Clayhanger
Clayhanger
1910
"Edwin
Clayhanger stood on the steep-sloping, red-bricked canal bridge, in the
valley between Bursley and its suburb Hillport. In that neighbourhood the
Knype and Mersey canal formed the western boundary of the industrialism of
the Five Towns.
To the east
rose pitheads, chimneys, and kilns, tier above tier, dim in their own
mists. To the west, Hillport Fields, grimed but possessing authentic
hedgerows and winding paths, mounted broadly up to the sharp ridge on
which stood Hillport Church, a landmark.
Beyond the
ridge, and partly protected by it from the driving smoke of the Five
Towns, lay the fine and ancient Tory borough of Oldcastle..."
In this, the first volume of an
ambitious trilogy intending to trace the parallel lives of a man and
woman from youth to marriage and from marriage to old age, Bennett
introduces the character of Edwin Clayhanger.
A sober portrait of a boy growing
up under a tyrannical father contrasts with young Edwins glimpses of
the mysterious and tantalizing Hilda Lessways.
As the lives of these two
characters unfold before us, Bennett uses autobiographical detail to
beautifully depict the constraints and spiritual adventures of young
life in the Potteries.
Edwin's father Darius supported his extremely poor family even during his early childhood, and rose to become one of the key men in the "Five Towns".
Edwin Clayhanger is not fully aware of his father's history, and therefore rather takes for granted much of his family's affluence and influence.
Edwin allows his ambition to become an architect to be over-ruled by his domineering
father, and becomes instead an unwilling (and underpaid) office junior in his father's printing business. He does mildly revolt against his father and his family. While he is capable of seeing through the many hypocrisies of Victorian England, he does not confront them or become his own man until his father's final illness and death hand him control of his business.
The triumph of the book, is not in outlining Edwin's escape from the respectable bourgeoisie, but in detailing its effect on his life, and his submission to it.

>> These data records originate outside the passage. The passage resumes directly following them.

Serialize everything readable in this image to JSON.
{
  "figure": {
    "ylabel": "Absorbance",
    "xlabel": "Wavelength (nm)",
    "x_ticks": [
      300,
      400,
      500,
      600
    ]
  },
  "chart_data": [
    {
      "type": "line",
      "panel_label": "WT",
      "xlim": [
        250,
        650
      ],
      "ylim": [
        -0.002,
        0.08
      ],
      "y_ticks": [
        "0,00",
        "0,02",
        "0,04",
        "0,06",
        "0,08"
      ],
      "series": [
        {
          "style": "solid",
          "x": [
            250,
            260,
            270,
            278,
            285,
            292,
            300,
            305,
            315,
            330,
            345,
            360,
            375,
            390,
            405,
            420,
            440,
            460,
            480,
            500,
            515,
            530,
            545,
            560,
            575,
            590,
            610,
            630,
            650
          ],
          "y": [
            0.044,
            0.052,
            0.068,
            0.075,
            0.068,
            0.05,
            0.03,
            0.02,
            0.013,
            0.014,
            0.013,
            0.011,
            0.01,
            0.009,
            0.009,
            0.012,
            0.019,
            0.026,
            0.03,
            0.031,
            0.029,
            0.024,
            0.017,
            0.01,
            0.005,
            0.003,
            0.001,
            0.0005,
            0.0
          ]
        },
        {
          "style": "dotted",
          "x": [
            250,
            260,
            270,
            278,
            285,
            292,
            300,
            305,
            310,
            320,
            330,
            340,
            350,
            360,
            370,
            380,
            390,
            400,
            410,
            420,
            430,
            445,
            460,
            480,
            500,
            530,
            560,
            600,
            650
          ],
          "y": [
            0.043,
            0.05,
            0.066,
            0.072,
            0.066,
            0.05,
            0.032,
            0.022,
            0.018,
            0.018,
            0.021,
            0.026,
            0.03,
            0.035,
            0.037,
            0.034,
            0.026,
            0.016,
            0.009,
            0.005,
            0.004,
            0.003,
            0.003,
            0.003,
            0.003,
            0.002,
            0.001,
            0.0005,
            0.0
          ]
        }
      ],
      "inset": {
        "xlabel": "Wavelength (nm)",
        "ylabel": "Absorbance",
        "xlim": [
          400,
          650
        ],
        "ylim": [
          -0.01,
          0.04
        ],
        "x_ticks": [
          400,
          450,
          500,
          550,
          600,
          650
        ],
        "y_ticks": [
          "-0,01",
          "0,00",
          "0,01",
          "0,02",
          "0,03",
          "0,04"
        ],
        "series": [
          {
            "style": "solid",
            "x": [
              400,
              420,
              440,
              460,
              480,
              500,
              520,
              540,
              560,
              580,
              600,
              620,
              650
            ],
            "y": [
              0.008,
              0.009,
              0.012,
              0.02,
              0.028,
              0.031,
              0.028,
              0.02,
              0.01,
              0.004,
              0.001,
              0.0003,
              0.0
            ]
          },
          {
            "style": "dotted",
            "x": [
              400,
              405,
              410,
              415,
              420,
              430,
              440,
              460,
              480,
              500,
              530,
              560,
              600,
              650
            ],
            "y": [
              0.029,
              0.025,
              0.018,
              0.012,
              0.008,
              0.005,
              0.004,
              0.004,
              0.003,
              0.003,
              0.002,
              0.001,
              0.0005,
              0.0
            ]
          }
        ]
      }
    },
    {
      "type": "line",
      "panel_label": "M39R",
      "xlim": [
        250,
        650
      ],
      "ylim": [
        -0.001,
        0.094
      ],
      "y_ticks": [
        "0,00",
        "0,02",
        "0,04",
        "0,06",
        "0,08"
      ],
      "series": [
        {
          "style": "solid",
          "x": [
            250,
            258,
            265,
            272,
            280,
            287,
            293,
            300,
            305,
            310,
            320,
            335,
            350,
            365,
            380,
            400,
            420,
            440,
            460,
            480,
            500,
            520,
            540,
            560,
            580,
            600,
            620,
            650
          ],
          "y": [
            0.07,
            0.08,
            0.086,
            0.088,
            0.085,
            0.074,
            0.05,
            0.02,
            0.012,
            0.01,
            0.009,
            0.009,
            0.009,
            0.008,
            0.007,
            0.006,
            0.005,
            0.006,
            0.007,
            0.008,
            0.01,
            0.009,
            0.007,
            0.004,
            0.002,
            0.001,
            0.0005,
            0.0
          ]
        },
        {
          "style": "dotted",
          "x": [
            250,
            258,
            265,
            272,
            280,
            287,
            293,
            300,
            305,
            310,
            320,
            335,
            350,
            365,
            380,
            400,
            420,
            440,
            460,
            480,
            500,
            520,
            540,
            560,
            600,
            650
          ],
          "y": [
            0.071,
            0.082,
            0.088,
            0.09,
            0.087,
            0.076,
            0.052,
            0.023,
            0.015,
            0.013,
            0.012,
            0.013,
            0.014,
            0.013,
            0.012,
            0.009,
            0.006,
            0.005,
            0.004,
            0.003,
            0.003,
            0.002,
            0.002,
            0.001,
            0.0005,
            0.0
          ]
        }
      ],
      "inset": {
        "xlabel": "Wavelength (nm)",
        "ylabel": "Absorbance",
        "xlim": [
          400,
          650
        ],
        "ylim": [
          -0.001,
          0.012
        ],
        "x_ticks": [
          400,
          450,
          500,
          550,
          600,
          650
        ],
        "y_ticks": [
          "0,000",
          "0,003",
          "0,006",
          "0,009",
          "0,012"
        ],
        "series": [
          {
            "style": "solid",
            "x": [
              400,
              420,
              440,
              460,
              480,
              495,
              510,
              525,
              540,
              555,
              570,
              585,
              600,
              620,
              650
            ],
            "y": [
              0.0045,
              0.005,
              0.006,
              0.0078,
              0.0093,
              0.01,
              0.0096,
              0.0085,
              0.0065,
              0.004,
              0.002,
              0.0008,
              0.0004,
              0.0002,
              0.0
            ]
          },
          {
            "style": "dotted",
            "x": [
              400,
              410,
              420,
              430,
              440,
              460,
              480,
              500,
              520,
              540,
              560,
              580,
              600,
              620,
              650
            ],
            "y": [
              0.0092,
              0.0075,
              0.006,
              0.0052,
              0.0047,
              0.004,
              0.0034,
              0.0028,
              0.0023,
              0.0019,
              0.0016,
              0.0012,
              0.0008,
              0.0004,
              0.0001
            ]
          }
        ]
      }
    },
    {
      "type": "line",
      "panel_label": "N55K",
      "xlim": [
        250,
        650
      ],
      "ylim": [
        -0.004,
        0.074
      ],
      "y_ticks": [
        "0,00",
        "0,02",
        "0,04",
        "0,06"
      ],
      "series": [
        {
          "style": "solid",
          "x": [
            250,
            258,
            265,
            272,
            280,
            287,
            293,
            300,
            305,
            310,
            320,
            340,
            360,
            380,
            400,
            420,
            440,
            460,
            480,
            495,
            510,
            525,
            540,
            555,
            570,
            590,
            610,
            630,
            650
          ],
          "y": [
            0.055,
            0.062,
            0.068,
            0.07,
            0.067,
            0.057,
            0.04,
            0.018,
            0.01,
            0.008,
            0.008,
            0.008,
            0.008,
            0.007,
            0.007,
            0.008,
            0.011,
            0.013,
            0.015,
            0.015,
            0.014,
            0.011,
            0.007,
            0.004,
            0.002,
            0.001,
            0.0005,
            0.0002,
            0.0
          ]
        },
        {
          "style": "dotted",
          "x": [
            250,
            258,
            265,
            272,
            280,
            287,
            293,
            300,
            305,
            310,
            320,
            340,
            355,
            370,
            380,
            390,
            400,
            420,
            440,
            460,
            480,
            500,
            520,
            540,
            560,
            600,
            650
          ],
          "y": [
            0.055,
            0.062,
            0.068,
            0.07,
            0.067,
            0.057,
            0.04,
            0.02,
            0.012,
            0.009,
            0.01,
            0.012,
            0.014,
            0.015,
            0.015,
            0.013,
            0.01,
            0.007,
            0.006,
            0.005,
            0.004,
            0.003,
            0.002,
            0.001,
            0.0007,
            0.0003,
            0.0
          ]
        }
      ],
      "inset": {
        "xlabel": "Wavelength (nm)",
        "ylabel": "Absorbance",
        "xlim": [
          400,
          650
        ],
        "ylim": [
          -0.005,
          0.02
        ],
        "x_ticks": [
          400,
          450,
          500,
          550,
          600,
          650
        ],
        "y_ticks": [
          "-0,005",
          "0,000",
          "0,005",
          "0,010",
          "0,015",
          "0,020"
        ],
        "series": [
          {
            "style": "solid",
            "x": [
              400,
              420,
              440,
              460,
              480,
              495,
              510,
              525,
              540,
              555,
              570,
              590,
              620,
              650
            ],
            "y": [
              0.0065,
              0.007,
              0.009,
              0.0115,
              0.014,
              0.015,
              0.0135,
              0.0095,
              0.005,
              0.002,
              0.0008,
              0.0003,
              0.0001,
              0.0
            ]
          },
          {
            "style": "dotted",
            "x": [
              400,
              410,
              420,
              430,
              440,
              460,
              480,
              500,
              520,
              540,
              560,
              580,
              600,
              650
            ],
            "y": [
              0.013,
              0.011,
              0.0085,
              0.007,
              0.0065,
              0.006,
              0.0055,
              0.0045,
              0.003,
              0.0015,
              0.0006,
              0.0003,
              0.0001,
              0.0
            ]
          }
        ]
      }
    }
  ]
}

In one of the earlier chapters in the book, Bennett writes that Edwin had only heard of a philosopher as 'someone who made the best of a bad job' and in some ways that is what Edwin has to do in the book - survive under a stifling layer of conduct imposed by his father, his church and the society he is part of. Although his friendship with the Orgreave family provide intellectual stimulation, they are as much part of 5 Towns life as anyone; this is why Edwin ends up rejecting the unspoken offer of Janet Orgreave as partner, and falls instead for the less attractive, impoverished but exotic Hilda Lessways.